Assange/Žižek not really all that leftist after-all?

Finally got to see the second episode of Julian Assange tv show in which he interviews David Horowitz and Slavoj Žižek. While the interview is certainly original and much better than what western tv has produced for the past few decades, it still seems as if all three take a bunch of conservative premises for granted. Some issues, such as that Latin American leftist leaders are "dictators" as Horowitz claims, are just left unanswered in the room and one can only imagine that Assange/Žižek did not refute such charges as they were simply too far out to be answerable.

In other fields they seemed to have arrived at a pro-capitalist consensus. For example, is it really true that:

1. The natural state of human existence is war (at all times)? There may have been many wars in the past, but if full-scale wars were to start now between the major powers, then that would mean nuclear destruction of everybody. At the same time, the internet has made that we are no longer that isolated from one-another. War seems less and less like something "sell-able" to the world’s populations (the US seems like an exception, but hopefully not much longer. Once the empire crumbles, hopefully most will notice that they are just humans like everybody else)

2. Either the US or western Europe up to some years ago were the most perfect places imaginable in the world? Both depended on heavy exploitation of third world countries, and on actively killing leaders of movements there who tried to better the situation in their countries.

3. The will of the people will at all times be a problem for those wishing to create another, more humane (=socialist/communist) society? Much technology has been invited that would allow participatory budgeting and a collectively planed economy.

Assange’s proposal of testing out different systems in different countries and then letting people move between these countries according to what they prefer seems to have been one of the more revolutionary proposals mentioned in the program. But then again — what to do if one of those systems eats up more natural resources than what is available for everyone (such as is the case right now with 1st world countries)?

At any rate, one of the more intelligent tv programs of our times.

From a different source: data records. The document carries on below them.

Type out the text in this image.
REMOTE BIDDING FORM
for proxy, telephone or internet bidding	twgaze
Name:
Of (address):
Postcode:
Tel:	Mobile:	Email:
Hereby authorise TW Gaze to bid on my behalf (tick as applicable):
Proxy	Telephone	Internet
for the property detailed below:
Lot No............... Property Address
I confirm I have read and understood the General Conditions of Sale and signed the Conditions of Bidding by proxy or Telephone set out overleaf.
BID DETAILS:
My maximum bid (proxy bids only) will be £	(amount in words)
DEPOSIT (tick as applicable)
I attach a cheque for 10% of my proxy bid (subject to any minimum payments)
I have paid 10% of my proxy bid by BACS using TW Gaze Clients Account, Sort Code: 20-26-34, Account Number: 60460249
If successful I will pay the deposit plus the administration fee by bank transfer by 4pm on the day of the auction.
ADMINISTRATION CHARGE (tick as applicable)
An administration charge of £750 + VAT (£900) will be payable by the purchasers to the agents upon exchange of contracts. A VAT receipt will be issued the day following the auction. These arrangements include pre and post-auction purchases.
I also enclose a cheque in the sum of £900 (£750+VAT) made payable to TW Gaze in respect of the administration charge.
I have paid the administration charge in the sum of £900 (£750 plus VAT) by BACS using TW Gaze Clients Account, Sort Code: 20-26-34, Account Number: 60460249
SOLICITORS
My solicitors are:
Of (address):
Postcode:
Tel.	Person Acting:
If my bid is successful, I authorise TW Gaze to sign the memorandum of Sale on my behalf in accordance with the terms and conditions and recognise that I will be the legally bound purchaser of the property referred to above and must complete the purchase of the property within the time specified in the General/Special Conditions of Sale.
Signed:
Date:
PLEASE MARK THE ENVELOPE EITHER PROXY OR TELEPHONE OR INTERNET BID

2 thoughts on “Assange/Žižek not really all that leftist after-all?”

  1. It seems to me what Assange is proposing will lead to a race to the bottom in terms of wages – the large scale movement of very poor people to wealthy countries would ensure that. He told a reporter he believed in American Free Market capitalism – do his left-wing admirers realise he’s a right-wing Libertarian?

  2. It seems to me that this would be temporary. Let’s say all of Latin America moves to the US and all of Africa to Europe. That is not a very likely scenario, but let’s just imagine that. It would mean that the population of the US would go up by 184% and that of the EU by 135%. At first, competition for jobs would be fierce — about 2-3 times as much as now. But then a number of other factors would strike:
    — There would be no more cheap maquiladores south of the border to outsource production to, which ultimately lowers wages and drives unemployment also in the north.
    — There would be no more “illegal” workers north of the border who are impossible to organize and work for below minimum wages and who push the entire wage scale down.
    — The amount of jobs would grow. The overall number of jobs will always be somewhat close to the total population of a place over time. Germany and Norway may have somewhat similar geographic sizes, yet the amount of jobs is more than 10 times as large in Germany, given that there are 80 and not 5 million people living there. If the amount of people living in Europe/US were 2-3 times as many, then consequently the amount of things to do would grow correspondingly.

    Besides the amount of chaos that would result from hundreds of millions of people moving at the same time, creating one worldwide labor market may no be the worst thing that could happen to first world workers.

    But the question is rally: Can the planet support western consumption levels? If one or a handful of countries use up a large percentage of the world’s resources, can a fair comparison really be made by the individual? If one has the choice between living in a socialist country in the third world where people live more less sustainable with say the US or Norway where energy consumption is out of control, won’t most choose the unsustainable alternative?